I had recently purchased the book Enchanted Love: The Mystical Power of Intimate Relationships Much of the second chapter has a great deal to offer, I think, particularly as it seems to capture the painful momentum of this film and of Jack and Ennis's relationship. Where you see parenthesis, I have edited the original text a little to include some post remark or to better fit in with the film so that it makes more sense.
"How weak we are when we are not yet ready to let love rip us open. Is this thought - (that a person's love cannot transform the person to whom it is devoted) - really to be heralded as some kind of wisdom? It is not wisdom. It is a poisonous emotional pesticide that kills the fruits of love. It is a denial of the deeper regions of the heart, a resistance to the experience of freedom, an anguished, 'No, I cannot go.' when someone has said, 'Come with me now. My love is the key to your prison door.'(*)
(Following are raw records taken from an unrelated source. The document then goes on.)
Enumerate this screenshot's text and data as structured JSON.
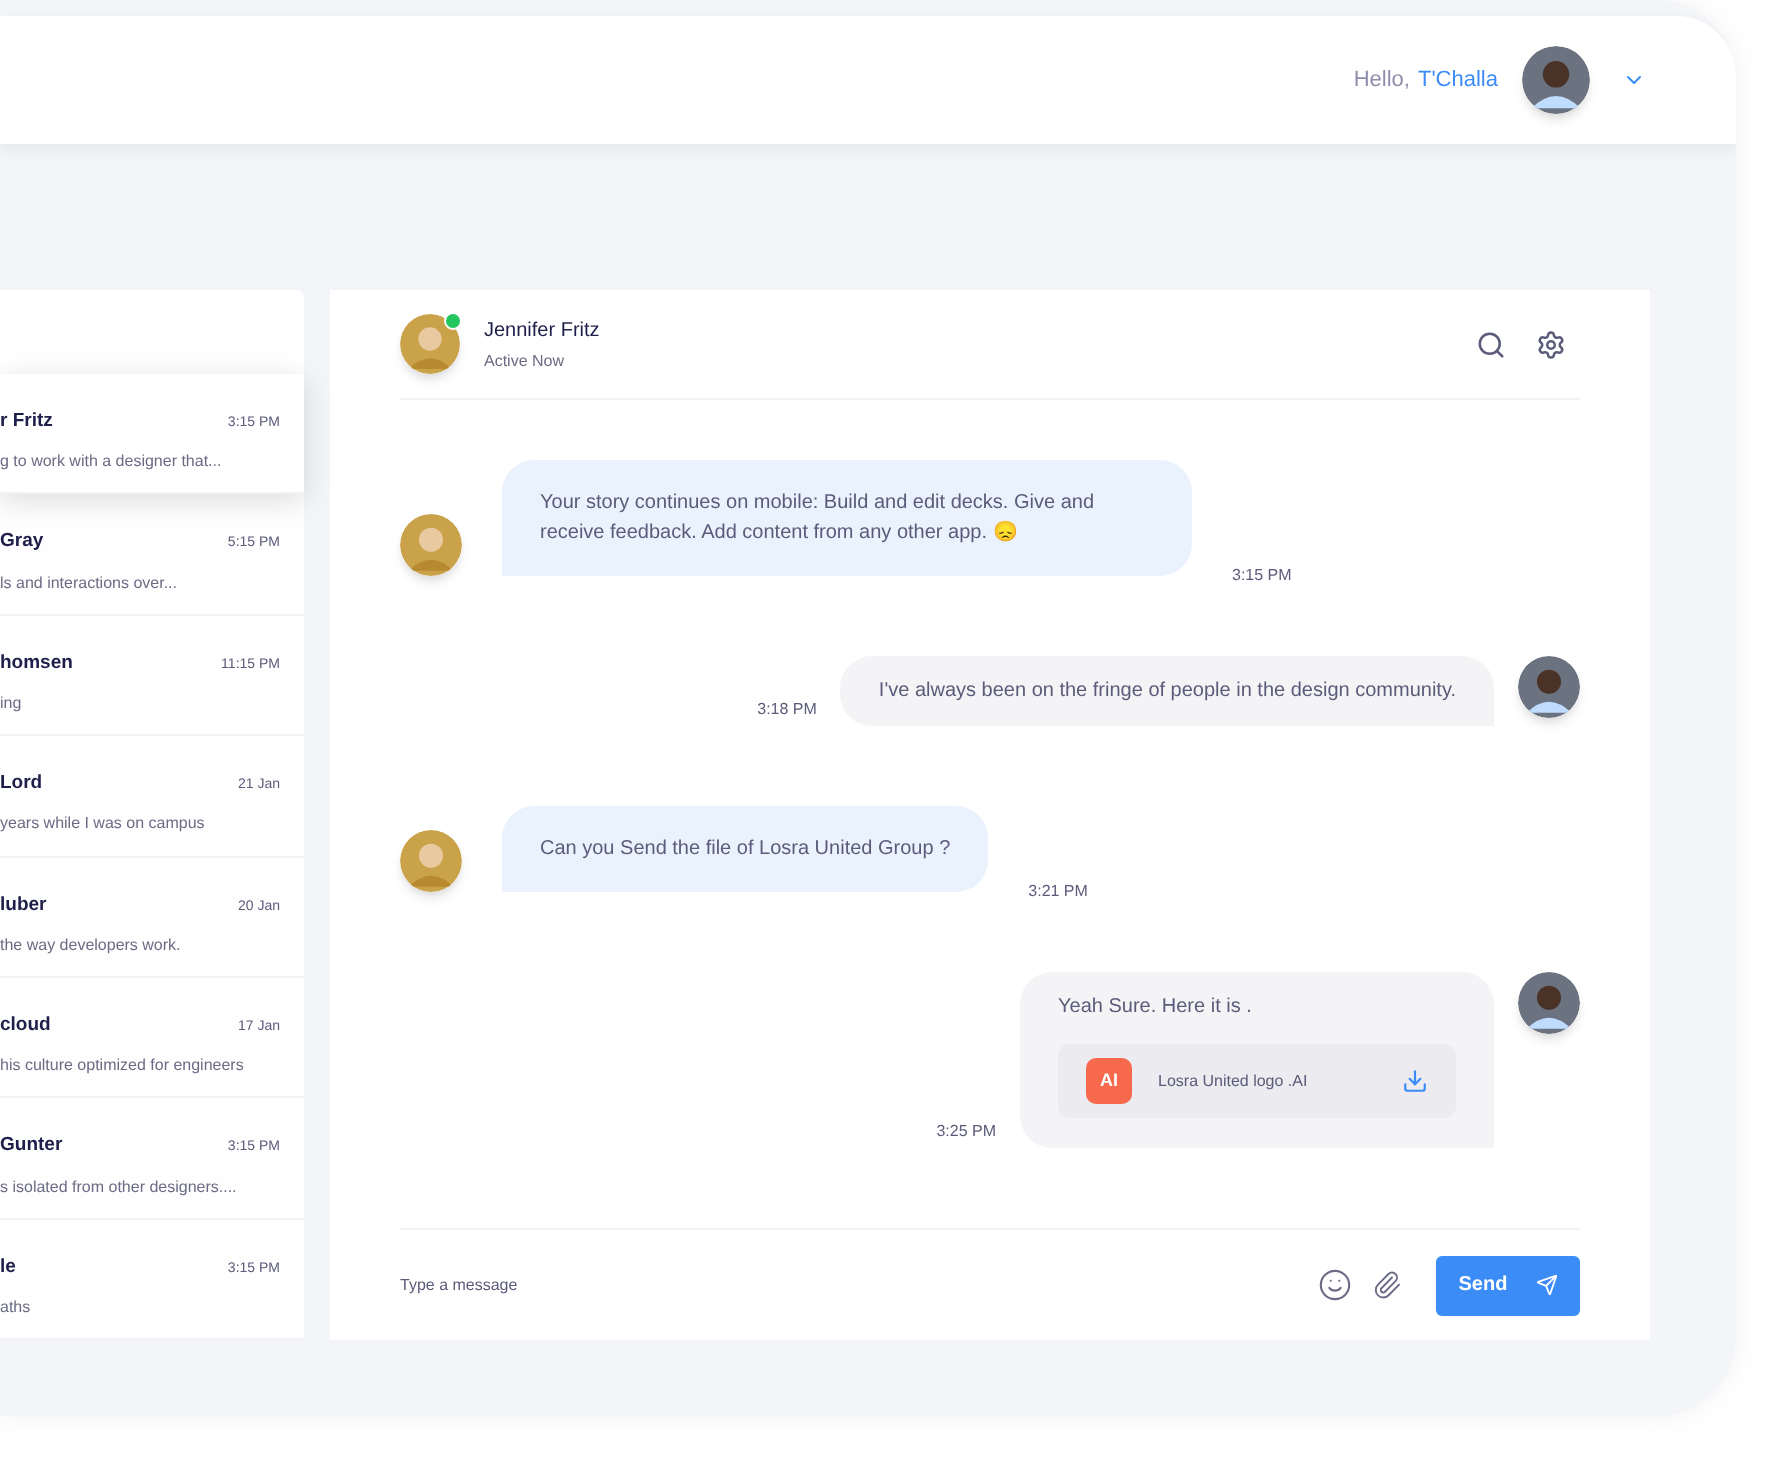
{
  "header": {
    "greeting": "Hello,",
    "user_name": "T'Challa"
  },
  "conversations": [
    {
      "name": "r Fritz",
      "time": "3:15 PM",
      "preview": "g to work with a designer that...",
      "selected": true
    },
    {
      "name": "Gray",
      "time": "5:15 PM",
      "preview": "ls and interactions over...",
      "selected": false
    },
    {
      "name": "homsen",
      "time": "11:15 PM",
      "preview": "ing",
      "selected": false
    },
    {
      "name": "Lord",
      "time": "21 Jan",
      "preview": "years while I was on campus",
      "selected": false
    },
    {
      "name": "luber",
      "time": "20 Jan",
      "preview": "the way developers work.",
      "selected": false
    },
    {
      "name": "cloud",
      "time": "17 Jan",
      "preview": "his culture optimized for engineers",
      "selected": false
    },
    {
      "name": "Gunter",
      "time": "3:15 PM",
      "preview": "s isolated from other designers....",
      "selected": false
    },
    {
      "name": "le",
      "time": "3:15 PM",
      "preview": "aths",
      "selected": false
    }
  ],
  "chat": {
    "contact_name": "Jennifer Fritz",
    "status": "Active Now",
    "online": true,
    "messages": [
      {
        "kind": "incoming",
        "text": "Your story continues on mobile: Build and edit decks. Give and receive feedback. Add content from any other app. 😞",
        "time": "3:15 PM"
      },
      {
        "kind": "outgoing",
        "text": "I've always been on the fringe of people in the design community.",
        "time": "3:18 PM"
      },
      {
        "kind": "incoming",
        "text": "Can you Send the file of Losra United Group ?",
        "time": "3:21 PM"
      },
      {
        "kind": "outgoing",
        "text": "Yeah Sure. Here it is .",
        "time": "3:25 PM",
        "attachment": {
          "badge": "AI",
          "file_name": "Losra United logo .AI"
        }
      }
    ],
    "input": {
      "placeholder": "Type a message"
    },
    "send_button": "Send"
  }
}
Such thinking, if not outgrown, is the deepest trap of all. It is not a repudiation of powerlessness, but a commitment to it. It is the cornerstone thought of a small and ultimately unlived life.
The miracle of love is expressed through other people. When a beloved is sent from God - and no one can tell you if they are, but the spirit within you - then they do hold the key to your soul's liberation. God has given it to them. They contain, in every touch and sigh, the information you need, the miraculous power to alchemize your weaknesses and turn them into strengths, to dry your tears and turn them into genius, to release your chains and set you free to be your passionate self at last. Woe to the one who does not yet know enough to say a deep and robust 'Yes!' to such love, to bow before its truth, to be humble before its power, to surrender to the gales of wind that storm through lovestruck hearts.
How tragic it is when we are too arrogant to defer to love, to put all small considerations aside and say, 'I am going there.' How stupid it is to say no to the power of God's loving choice for us. How sad it is to think so little of ourselves that we cannot believe that he or she who stands before us, sent by God, is an angel to give us wings (*). We have so little awe these days before the mysteries of the universe.
Yet if we are in the habit of denying God, then of course we deny His angels, too. And they hold, like pietas, the bodies of our unchosen loves. Angels weep - because their hearts are open - and I think God weeps as well to see such joy denied. And you continue to pray for what you've already received, and will one day realize that what you let fly by was a miracle intended to heal you. You might even say so, but by then it will probably be too late.
Angels do not light for long; they fly away when love denies them. They do not linger in the regions of earthly fear. Angels only come to pick up passengers, to fly away with them to paradise. Everything else is so ultimately silly, and everything else is so sad.
There is one more thing to know about the angel who came for you. The angel who came to fly you to paradise in reality had only one wing. (He) needed the angel in you to come forth, to be to (him) what (he) was willing to be to you. Thus your need for, your dance, your flight with each other. Together, you had one set of wings.
Next time (he) comes - whoever (he) is - perhaps you will not deny (him). Next time (he) comes, be humble before God. Next time (he) comes, admit your pain. Next time (he) comes, come forth yourself. Next time (he) comes, let go your resistance.
Next time (he) comes, be brave."
Postnotes
"My love is the key to your prison door." I posted "an interesting story" from The Five Stages of the Soul in this forum as well - as a seperate topic. This particular statement is interesting because of the archetypal imagery found in that story which now seems to resonate with more meaning thanks to this writing.
"wings" - This writing uses "wings" repeatedly. Gives a whole new meaning to the final piece of music with the same title, doesn't it?